Gold-plated electrodes were placed at Oz-Fz position according to the 10–20 system, with a ground at Cz. EEG signals were amplified, band-pass filtered between 0.5–250 Hz, and sampled at 960 Hz. Signals were collected and processed with a Power1401 (Cambridge Electronic Design) data-acquisition device. Off-line analysis was started with artifact rejection. For DRDC-VEPs, records were subdivided into 2.133-s nonoverlapping epochs and then fast-Fourier-transformed, and the Fourier components of the first, second, and fourth harmonics of the stimulus frequency were used for size-dependent artifact rejection. Vectors greater than 30 μV were considered as artifacts. Signal reliability and detection of cortical binocularity was based on the T²_circ statistics (20) carried out on the second harmonics, with significance defined at P < 0.01. T²_circ is a statistical method designed to analyze periodic events in the recorded electrical signals. T²_circ values are a useful measure of response reliability: higher values represent more reliability (i.e., clearer correlation between signal and response). Failure of T²_circ to find statistical significance indicates that binocular visual stimulation is not correlated with brain activity. A more detailed description of the statistical method can be found in the report by Markó et al. (11).

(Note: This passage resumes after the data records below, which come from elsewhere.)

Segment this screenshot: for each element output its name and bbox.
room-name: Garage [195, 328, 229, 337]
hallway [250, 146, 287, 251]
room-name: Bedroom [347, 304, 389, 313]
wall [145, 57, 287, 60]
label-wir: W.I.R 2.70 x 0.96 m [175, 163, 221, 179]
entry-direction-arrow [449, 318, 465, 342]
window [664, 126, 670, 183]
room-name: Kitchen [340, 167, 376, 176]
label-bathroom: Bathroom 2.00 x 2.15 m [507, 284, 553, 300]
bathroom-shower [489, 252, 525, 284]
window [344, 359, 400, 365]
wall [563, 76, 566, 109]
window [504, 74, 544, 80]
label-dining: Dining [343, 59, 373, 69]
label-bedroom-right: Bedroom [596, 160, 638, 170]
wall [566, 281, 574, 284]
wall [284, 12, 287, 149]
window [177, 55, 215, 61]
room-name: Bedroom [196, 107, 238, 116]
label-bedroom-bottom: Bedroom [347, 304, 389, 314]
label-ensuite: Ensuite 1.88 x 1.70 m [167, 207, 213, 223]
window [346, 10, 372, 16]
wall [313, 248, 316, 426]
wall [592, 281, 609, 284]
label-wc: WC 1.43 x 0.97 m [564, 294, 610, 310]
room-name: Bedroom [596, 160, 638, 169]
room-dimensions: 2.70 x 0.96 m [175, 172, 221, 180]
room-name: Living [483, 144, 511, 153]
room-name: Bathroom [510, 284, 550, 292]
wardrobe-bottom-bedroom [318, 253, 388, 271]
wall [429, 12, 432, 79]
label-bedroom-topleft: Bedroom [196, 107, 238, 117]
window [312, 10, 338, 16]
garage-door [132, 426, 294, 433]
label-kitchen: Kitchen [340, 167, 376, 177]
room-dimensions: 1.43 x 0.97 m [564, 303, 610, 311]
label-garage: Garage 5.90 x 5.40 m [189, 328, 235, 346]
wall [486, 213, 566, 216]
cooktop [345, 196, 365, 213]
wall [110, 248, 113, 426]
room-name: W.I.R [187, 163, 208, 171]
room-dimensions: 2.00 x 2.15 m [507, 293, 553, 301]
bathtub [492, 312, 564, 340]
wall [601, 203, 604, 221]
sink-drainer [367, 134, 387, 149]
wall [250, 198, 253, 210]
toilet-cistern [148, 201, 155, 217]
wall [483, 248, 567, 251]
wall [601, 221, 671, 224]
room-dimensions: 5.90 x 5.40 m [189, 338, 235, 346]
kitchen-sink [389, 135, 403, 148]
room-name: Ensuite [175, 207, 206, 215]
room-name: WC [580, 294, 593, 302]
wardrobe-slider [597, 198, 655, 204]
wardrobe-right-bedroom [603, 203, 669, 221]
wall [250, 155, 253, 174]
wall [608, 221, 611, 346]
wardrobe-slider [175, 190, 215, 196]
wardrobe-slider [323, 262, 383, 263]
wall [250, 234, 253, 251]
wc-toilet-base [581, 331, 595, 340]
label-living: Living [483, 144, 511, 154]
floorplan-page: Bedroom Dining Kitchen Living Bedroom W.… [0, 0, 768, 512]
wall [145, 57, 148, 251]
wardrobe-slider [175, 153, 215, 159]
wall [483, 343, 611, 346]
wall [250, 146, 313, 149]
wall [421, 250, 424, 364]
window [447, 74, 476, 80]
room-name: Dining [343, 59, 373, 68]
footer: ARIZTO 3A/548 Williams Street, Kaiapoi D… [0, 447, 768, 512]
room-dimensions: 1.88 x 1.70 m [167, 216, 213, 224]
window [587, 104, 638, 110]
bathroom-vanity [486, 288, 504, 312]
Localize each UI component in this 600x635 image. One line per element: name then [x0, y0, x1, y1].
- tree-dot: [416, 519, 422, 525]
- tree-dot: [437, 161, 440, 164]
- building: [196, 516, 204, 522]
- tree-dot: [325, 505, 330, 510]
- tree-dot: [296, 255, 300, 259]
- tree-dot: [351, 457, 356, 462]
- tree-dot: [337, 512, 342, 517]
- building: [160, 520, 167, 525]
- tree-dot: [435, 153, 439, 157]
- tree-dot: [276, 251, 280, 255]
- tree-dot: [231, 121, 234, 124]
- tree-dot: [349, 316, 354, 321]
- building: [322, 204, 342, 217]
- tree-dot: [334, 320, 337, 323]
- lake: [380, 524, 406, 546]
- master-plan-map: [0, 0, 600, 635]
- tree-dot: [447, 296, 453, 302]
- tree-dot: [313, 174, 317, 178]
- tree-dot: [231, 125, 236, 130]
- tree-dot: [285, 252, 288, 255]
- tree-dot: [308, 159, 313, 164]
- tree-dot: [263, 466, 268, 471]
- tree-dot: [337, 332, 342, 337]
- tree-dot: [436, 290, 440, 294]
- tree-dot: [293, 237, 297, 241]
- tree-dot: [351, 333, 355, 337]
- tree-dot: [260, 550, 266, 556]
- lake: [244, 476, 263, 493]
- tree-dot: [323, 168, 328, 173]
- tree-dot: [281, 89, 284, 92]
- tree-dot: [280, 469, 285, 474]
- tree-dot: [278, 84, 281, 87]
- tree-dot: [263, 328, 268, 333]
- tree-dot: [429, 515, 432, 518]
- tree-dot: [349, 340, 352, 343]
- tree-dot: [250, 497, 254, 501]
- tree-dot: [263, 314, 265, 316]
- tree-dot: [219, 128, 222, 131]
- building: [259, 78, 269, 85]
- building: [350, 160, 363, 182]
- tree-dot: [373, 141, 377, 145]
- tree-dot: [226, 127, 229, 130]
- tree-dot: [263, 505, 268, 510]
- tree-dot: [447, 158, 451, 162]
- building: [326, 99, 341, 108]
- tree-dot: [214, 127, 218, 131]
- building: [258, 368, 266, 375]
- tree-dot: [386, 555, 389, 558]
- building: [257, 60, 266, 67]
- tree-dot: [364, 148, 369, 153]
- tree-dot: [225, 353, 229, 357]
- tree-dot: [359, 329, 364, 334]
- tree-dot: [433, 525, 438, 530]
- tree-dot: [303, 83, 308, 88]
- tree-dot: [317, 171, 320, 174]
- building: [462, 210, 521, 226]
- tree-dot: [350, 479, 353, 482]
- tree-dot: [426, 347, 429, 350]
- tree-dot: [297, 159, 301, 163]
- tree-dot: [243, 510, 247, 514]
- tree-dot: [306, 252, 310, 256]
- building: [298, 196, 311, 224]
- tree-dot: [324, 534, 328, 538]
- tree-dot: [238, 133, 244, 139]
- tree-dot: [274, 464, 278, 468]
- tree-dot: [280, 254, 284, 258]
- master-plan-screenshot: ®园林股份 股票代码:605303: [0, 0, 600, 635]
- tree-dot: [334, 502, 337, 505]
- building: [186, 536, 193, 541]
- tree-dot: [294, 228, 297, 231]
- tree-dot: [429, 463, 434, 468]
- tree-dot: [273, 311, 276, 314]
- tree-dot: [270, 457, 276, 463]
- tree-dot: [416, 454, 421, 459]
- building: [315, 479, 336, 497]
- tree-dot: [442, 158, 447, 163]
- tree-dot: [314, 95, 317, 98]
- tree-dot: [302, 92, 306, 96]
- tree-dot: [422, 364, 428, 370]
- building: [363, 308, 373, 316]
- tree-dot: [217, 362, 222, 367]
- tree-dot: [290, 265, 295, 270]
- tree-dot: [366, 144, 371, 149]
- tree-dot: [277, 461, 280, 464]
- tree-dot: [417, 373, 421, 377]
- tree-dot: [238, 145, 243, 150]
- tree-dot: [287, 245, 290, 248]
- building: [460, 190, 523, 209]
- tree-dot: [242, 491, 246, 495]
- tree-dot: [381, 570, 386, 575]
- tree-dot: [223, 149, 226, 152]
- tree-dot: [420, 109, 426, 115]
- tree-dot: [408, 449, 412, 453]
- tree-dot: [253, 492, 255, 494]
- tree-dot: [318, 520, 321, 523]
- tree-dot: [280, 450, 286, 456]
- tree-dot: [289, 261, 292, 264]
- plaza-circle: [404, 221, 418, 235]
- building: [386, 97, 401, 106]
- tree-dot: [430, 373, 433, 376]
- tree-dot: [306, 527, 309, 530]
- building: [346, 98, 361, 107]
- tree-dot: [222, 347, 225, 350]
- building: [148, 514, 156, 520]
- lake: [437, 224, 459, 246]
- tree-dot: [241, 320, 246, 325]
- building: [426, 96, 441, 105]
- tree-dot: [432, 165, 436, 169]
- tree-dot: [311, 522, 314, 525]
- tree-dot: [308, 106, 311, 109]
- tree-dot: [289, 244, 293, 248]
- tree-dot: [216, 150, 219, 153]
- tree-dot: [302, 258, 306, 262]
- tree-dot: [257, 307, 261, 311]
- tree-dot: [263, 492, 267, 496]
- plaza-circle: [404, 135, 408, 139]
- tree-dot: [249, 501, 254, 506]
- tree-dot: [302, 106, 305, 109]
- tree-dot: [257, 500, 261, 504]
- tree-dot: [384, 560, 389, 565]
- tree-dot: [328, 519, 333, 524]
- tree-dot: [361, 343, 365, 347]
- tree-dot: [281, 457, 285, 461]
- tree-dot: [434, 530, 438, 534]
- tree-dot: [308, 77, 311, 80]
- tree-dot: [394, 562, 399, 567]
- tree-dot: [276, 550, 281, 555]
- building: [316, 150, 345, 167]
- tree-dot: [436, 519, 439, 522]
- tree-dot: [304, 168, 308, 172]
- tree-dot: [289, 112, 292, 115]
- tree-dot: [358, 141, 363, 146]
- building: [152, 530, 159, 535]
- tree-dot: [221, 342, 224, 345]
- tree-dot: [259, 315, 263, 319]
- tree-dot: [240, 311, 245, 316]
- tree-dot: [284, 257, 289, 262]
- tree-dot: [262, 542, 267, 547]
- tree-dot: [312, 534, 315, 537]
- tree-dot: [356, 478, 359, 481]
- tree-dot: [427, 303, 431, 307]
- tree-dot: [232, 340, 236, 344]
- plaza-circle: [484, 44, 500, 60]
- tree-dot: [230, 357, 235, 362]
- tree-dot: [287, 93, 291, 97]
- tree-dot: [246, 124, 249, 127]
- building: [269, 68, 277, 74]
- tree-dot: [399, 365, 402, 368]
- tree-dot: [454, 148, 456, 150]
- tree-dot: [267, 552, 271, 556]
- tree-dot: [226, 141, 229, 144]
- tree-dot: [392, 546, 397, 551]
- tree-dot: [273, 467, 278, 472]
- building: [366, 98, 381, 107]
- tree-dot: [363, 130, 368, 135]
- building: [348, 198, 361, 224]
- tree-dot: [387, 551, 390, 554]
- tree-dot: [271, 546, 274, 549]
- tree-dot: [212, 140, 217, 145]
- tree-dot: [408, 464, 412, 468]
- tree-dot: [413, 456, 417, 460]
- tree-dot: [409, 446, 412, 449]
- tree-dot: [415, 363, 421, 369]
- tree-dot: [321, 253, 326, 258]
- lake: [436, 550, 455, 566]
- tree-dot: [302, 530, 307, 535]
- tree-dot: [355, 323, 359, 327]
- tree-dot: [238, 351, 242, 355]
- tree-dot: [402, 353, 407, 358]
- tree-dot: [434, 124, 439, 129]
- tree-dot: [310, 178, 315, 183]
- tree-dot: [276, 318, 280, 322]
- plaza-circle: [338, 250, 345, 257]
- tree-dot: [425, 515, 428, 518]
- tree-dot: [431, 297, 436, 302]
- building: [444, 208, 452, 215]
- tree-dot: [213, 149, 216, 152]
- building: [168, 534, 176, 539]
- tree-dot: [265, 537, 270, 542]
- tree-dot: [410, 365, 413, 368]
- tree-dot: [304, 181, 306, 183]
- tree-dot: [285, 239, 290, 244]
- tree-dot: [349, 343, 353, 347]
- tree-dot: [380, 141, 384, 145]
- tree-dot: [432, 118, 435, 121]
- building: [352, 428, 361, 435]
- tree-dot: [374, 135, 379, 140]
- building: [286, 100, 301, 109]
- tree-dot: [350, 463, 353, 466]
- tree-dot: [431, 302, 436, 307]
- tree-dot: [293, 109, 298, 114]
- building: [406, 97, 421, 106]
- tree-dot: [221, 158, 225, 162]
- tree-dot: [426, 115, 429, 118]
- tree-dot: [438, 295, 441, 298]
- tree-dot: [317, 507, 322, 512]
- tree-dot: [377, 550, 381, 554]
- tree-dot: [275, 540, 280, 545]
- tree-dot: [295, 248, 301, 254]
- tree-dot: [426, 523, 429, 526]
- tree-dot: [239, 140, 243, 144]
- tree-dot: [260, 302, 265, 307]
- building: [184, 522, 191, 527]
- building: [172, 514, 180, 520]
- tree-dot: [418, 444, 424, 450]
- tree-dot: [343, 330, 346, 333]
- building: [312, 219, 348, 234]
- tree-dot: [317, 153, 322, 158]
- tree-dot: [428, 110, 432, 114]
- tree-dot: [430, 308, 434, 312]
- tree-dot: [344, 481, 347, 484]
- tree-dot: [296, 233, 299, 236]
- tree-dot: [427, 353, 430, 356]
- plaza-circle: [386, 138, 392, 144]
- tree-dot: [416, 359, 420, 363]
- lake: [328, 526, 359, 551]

Onset age of cortical binocularity was defined as the mean age between the last testing day without and the first testing day with the DRDC-VEP response. We carried out a similar analysis for PR-VEPs; however, 1.066-s epochs were used and reversal frequency was considered as fundamental frequency. Signal reliability test provided by T²_circ was followed by a manual determination of the P₁ wave latency. Data not passing the T²_circ reliability test were excluded from further analysis.

Data modeling, statistical analysis, and detailed data analysis are provided in SI Text.